By Germany's obediently kept political standards, Angela Merkel's fall from grace is unprecedented. She used to be revered as "Ms World" by the country's media; as little as six months ago, she was rated Germany's most popular post-war Chancellor ever. But yesterday most political commentators were asking whether the leader of Europe's biggest economy would survive the next 12 months.

"If Angela Merkel does not start showing more courage from now on, it will be the beginning of the end of her tenure as Chancellor," is how one analyst put it in Der Spiegel magazine. There were scores of other editorials in a similar vein.

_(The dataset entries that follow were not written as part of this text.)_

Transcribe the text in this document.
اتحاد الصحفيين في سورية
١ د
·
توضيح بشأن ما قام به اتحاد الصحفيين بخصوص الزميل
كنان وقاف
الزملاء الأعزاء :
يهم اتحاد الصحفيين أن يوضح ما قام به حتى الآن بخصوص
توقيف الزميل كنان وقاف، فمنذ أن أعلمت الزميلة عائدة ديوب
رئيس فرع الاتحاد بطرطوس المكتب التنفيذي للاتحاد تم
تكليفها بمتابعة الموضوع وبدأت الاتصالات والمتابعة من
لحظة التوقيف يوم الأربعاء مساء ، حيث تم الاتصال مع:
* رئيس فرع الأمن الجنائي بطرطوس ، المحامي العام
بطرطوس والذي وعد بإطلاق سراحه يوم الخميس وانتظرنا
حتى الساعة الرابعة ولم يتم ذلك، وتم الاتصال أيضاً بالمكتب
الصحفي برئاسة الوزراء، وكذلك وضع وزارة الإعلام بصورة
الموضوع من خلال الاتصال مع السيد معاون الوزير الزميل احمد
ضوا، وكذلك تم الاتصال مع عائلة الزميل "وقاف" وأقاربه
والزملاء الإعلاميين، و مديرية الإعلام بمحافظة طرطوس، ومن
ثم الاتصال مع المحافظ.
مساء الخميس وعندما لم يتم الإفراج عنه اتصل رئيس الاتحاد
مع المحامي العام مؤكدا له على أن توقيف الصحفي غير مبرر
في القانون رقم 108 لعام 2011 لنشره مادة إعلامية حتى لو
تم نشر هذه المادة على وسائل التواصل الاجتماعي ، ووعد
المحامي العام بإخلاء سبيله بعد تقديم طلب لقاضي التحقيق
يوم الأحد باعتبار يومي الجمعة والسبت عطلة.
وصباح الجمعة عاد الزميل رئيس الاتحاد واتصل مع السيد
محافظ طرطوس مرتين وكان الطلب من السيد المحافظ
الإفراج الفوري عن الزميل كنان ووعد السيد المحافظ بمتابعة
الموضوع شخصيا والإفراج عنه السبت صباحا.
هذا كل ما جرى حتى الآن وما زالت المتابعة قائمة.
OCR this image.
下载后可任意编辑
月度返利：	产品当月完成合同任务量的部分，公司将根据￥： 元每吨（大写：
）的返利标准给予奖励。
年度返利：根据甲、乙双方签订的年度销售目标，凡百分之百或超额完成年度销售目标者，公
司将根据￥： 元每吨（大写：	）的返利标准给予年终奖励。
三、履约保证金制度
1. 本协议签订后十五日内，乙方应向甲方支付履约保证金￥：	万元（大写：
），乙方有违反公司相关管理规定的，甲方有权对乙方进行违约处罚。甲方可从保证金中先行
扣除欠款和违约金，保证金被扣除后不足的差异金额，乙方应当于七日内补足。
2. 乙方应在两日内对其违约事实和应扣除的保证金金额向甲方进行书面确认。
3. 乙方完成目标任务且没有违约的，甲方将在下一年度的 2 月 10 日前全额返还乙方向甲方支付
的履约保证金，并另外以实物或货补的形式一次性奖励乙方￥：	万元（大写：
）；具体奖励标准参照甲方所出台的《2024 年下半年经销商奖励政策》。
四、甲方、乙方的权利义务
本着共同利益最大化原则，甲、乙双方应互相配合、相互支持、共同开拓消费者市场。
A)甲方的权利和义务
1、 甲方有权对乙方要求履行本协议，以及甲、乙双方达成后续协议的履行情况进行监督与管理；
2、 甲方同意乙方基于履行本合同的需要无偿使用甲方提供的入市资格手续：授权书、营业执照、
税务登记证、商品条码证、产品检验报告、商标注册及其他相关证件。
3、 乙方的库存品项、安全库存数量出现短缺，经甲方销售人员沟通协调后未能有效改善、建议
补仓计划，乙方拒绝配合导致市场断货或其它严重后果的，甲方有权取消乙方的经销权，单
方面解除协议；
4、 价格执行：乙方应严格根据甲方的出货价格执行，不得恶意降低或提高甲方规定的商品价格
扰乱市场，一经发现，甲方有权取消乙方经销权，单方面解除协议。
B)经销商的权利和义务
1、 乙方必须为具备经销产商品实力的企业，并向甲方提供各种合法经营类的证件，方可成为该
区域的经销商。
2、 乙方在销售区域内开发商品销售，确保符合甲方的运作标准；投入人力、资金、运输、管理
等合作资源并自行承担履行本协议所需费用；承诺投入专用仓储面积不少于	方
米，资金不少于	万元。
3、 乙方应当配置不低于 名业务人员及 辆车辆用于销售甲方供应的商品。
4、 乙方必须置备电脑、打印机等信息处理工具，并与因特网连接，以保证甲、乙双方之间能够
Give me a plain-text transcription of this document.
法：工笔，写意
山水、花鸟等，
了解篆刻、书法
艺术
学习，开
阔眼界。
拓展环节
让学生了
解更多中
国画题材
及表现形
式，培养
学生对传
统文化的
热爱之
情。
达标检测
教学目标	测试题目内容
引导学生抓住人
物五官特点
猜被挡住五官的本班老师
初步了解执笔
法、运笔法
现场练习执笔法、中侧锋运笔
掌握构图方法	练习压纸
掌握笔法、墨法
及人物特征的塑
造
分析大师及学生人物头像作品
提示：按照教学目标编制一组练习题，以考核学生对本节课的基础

Wednesday's German presidential election is the cause of all the dire predictions. It turned into a disaster for Ms Merkel. The Chancellor and her candidate, her chosen candidate, Christian Wulff, were humiliated: Mr Wulff failed to secure a majority in first two rounds of voting and only scraped through in the end, nine hours later, after a third vote – despite the fact that Ms Merkel's coalition enjoys a clear majority in the assembly.

Mr Wulff's dismal performance was the latest and most glaring demonstration of the lack of support Ms Merkel currently has within her warring coalition of conservatives, liberals and Bavarian conservatives. Since the alliance came to power last September, the coalition has done little but bicker. The Chancellor's popularity is down from around 80 per cent last September to 50 per cent. She was able to sell herself to voters as a national saviour during the 2008-09 financial crisis, but came badly unstuck over the eurozone crisis.

She upset the markets and most other EU leaders with claims that the euro was "in danger". The impression given, not only to Germans but to the world, was that Angela Merkel had was dithering and out of control.

The voters punished her severely in key regional elections. One of the consequences is that her coalition has lost its majority in Germany's upper house, and will now have difficulty getting its reforms made law.

Ms Merkel's answer to the eurozone crisis has been to "set an example" to Europe with a €80bn German austerity budget – its biggest ever – at a time when German unemployment is dropping and its exports are starting to boom.

But in the face of her growing unpopularity with the electorate and within her coalition, the package may be politically impossible. Next year she faces six key state elections. Her coalition looks so fragile that if its parties perform badly, her government could collapse in the aftermath of just one of them.